Works by Richard Serra at Sotheby's
Richard Serra Biography
Recognized for his leviathan-sized sculptures, most commonly constructed from Coreten steel, which develops a distinctive, warm orange rust, Richard Serra’s work has come to be one of the most recognizable today. Born in San Francisco, California, in 1938, Serra was exposed to metalwork and worked with steel from early youth; his father was a pipe fitter in the city’s shipyards, and he himself worked in steel mills during college. Serra graduated from the University of California, Santa Barbara, with a BA in English, but an innate interest in art led him to complete both a BFA and MFA at Yale University – where he assisted Josef Albers on publication The Interaction of Color (1963). A Yale Traveling Fellowship allowed the artist to visit Europe before ultimately settling in New York City.

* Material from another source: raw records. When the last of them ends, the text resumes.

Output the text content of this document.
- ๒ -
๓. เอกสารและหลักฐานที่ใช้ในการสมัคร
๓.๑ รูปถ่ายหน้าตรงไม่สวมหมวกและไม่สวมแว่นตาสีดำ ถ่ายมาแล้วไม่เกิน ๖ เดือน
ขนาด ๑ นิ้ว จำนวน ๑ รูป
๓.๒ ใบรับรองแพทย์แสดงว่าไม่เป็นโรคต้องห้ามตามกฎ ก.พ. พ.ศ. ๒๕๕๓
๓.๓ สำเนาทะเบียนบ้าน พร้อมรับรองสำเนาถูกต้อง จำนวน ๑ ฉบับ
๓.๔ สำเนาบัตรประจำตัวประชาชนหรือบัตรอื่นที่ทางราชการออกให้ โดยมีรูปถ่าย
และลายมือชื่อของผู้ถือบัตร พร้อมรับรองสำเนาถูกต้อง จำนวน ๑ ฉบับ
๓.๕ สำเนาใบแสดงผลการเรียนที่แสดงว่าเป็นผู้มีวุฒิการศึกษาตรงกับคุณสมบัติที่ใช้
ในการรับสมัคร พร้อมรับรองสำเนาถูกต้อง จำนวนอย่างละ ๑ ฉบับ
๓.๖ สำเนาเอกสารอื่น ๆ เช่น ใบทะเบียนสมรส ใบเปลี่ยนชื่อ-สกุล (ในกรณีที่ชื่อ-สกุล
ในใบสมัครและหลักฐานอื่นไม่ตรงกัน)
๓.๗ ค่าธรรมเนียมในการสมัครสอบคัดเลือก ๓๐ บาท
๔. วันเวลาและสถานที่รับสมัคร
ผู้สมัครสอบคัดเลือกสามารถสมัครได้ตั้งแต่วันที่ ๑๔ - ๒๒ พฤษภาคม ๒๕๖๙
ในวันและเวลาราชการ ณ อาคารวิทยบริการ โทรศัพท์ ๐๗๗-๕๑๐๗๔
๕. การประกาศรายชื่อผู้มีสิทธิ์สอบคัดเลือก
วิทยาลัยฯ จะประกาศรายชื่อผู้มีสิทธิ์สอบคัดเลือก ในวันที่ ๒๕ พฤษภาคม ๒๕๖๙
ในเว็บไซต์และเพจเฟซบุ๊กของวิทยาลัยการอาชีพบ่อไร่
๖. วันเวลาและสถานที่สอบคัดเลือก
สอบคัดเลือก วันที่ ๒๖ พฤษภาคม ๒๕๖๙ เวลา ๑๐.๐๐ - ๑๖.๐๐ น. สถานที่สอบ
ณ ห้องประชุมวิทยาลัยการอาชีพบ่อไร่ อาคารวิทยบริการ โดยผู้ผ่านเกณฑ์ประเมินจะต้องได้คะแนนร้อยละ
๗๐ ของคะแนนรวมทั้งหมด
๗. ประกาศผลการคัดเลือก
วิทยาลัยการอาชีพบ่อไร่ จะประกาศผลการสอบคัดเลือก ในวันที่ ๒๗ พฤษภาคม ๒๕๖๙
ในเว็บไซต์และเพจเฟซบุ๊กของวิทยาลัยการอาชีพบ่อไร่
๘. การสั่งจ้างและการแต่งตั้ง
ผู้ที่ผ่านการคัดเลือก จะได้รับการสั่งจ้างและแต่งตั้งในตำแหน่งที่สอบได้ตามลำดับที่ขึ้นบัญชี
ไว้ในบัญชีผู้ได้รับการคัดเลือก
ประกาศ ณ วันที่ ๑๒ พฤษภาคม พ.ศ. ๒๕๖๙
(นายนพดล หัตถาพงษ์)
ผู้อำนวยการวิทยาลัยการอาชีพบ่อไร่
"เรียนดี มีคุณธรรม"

Serra’s early works were quickly well received by critics and collectors, and he showed regularly both in the United States and Europe. In 1968, he showed his first historically seminal pieces, which consisted of molten-lead splashed in lengths along where the floor and wall of the gallery space met. Serra would continue to pursue these Splash works for several years, but also continue to travel and experiment with new, and often unconventional, materials, such as rubber, live animals, drawing and video. Ironically, despite the success and critical acclaim he has managed to garner over the course of his career, one of his most well known pieces is no longer extant. Commissioned in 1981 by the US government, Serra created and installed Tilted Arc in the Federal Plaza in New York. Measuring 12 feet by 120 feet, and comprised of Corten steel, detractors soon emerged citing its impediment of foot traffic within the square. A 1985 public hearing led to its destruction in 1989.
With a prodigious oeuvre, Serra has been the recipient of numerous awards and honors, including membership to the American Academy of Arts and Sciences (1993), the 49th Venice Biennale Golden Lion award for Contemporary Art, nominated chevalier of the French Legion of Honour (2015) and many others. Today, the artist continues to live and work between Nova Scotia and New York City.